テレビをつけようとしたものの停電で情報が得られない中、柚月氏は車のカーナビでテレビをつけ、そこで映し出されたのは、故郷・岩手県沿岸部の被災状況でした。実家の近くにある建物に津波が押し寄せる映像を見て、柚月氏は最悪の事態を覚悟したと言います。
連絡を待つ苦悩、そして向き合うべき過去
柚月氏の両親は岩手県宮古市に住んでおり、実家は三陸海岸のすぐそばでした。混乱する状況の中でも、柚月氏は冷静に状況を判断し、逃げている最中の両親に電話をかけることを躊躇いました。
宮古市の被災状況
数日後、電気が復旧し、三陸地方の被災状況が徐々に明らかになっていく中で、携帯電話もつながるようになりましたが、実家への電話は依然として不通の状態でした。ただひたすら連絡を待つことしかできない柚月氏にとって、この時間が震災後最もつらい時間だったと語ります。「連絡を待っている時間が一番つらかった」と、当時の心境を吐露しました。

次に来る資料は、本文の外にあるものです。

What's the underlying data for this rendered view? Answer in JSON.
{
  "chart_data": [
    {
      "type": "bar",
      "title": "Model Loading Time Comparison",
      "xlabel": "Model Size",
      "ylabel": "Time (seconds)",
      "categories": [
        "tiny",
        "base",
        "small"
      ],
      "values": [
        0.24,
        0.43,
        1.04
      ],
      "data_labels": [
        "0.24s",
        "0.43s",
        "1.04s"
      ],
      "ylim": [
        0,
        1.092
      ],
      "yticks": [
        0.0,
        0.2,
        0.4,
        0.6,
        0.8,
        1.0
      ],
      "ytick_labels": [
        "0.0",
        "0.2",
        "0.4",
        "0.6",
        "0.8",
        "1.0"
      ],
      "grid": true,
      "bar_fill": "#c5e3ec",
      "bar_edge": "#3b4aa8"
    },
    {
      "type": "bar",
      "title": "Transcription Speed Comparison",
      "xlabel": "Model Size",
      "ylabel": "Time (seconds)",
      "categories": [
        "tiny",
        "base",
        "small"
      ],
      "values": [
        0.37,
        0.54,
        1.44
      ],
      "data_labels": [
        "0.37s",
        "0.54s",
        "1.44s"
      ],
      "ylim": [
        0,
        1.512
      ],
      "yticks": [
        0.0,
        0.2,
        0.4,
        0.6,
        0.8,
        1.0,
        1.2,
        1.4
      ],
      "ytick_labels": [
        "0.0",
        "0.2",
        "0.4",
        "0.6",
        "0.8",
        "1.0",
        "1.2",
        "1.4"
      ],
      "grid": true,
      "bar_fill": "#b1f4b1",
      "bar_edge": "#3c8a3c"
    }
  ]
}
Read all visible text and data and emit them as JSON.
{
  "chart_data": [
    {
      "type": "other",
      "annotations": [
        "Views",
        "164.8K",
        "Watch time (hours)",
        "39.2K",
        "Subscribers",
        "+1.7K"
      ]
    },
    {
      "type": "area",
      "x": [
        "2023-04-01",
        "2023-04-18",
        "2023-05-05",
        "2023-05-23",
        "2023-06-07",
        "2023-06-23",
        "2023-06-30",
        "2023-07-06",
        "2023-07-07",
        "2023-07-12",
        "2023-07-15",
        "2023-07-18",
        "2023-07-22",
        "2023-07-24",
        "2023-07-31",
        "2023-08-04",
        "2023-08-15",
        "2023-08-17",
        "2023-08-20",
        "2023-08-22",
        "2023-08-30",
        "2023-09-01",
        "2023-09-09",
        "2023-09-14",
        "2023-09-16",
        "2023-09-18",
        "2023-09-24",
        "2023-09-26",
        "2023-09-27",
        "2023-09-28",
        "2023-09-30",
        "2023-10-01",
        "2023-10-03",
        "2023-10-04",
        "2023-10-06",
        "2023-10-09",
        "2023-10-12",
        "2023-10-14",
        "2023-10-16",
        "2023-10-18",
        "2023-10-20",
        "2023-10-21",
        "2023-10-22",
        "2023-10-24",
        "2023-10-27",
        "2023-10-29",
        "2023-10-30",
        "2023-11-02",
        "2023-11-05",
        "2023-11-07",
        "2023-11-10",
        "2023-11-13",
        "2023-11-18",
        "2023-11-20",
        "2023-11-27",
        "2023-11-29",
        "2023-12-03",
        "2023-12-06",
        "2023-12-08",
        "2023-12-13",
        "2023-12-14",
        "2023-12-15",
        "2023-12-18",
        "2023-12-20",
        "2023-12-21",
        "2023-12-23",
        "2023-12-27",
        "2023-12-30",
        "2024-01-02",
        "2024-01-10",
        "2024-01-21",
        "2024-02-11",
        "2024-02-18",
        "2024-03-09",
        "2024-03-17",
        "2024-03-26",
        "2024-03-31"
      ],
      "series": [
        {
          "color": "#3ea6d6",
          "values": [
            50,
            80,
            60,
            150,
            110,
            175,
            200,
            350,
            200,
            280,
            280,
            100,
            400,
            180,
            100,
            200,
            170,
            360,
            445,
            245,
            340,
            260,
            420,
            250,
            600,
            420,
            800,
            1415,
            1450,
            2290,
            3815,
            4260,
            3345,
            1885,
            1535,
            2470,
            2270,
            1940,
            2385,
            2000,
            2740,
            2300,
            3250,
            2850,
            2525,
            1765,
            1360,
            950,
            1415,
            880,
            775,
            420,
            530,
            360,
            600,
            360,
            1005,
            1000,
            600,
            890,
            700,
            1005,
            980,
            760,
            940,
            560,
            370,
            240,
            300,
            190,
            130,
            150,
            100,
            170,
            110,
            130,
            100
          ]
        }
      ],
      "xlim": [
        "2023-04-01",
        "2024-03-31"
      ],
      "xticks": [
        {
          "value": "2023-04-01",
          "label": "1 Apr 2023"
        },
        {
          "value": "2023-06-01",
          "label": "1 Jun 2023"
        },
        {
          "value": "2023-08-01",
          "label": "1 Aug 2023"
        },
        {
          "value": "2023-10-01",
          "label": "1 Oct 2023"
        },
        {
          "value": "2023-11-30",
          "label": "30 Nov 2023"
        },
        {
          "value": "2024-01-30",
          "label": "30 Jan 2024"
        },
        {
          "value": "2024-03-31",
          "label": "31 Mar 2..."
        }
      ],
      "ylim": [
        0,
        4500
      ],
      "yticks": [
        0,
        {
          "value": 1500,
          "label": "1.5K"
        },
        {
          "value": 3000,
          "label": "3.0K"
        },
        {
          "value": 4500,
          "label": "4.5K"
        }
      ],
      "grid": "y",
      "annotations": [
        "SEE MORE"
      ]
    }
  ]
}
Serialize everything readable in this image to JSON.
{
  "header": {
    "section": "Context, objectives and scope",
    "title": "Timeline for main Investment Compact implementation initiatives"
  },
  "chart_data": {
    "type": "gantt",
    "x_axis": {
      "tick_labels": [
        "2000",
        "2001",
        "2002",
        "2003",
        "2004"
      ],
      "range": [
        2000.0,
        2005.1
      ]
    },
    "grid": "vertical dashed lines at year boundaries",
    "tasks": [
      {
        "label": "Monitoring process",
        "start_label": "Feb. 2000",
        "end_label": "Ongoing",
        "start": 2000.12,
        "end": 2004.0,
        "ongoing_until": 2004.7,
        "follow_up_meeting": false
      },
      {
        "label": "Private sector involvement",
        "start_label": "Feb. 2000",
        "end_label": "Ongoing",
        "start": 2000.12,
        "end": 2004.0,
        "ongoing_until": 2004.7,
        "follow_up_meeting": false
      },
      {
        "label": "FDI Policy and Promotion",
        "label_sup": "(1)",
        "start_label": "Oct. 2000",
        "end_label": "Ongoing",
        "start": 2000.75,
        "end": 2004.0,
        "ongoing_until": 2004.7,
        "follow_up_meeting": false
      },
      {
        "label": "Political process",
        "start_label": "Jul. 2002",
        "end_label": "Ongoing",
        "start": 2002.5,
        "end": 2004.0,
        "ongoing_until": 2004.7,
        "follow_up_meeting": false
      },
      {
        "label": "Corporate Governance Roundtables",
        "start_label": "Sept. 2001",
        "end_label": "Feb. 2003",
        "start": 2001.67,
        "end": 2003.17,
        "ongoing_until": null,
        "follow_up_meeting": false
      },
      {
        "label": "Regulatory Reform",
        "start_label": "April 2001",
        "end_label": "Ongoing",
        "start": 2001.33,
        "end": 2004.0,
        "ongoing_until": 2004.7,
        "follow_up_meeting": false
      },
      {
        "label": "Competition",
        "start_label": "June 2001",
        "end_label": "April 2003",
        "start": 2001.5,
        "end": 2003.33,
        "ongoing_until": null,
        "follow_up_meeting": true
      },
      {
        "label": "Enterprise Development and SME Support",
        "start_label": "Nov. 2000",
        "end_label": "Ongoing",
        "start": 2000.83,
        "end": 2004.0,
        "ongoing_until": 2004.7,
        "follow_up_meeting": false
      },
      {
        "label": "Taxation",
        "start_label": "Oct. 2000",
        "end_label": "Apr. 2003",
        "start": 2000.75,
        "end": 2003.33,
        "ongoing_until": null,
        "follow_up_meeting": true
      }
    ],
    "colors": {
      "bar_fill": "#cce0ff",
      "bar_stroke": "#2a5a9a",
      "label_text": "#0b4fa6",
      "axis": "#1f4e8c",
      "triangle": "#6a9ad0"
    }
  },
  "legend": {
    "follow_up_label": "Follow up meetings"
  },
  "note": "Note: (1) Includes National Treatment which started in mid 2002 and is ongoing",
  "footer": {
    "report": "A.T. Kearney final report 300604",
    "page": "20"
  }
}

料理研究家の佐藤恵美子氏(仮名)は、「被災地の方々の心の傷は計り知れません。柚月さんのように、創作活動を通して経験を共有することは、多くの人々に寄り添い、未来への希望を繋ぐ力となるでしょう。」と述べています。
「逃亡者は北へ向かう」は、単なるクライムサスペンス小説ではなく、震災という大きな悲しみを乗り越えようとする人々の力強い姿を描いた物語です。作品を通して、読者は改めて震災の記憶と向き合い、未来への希望を見出すことができるでしょう。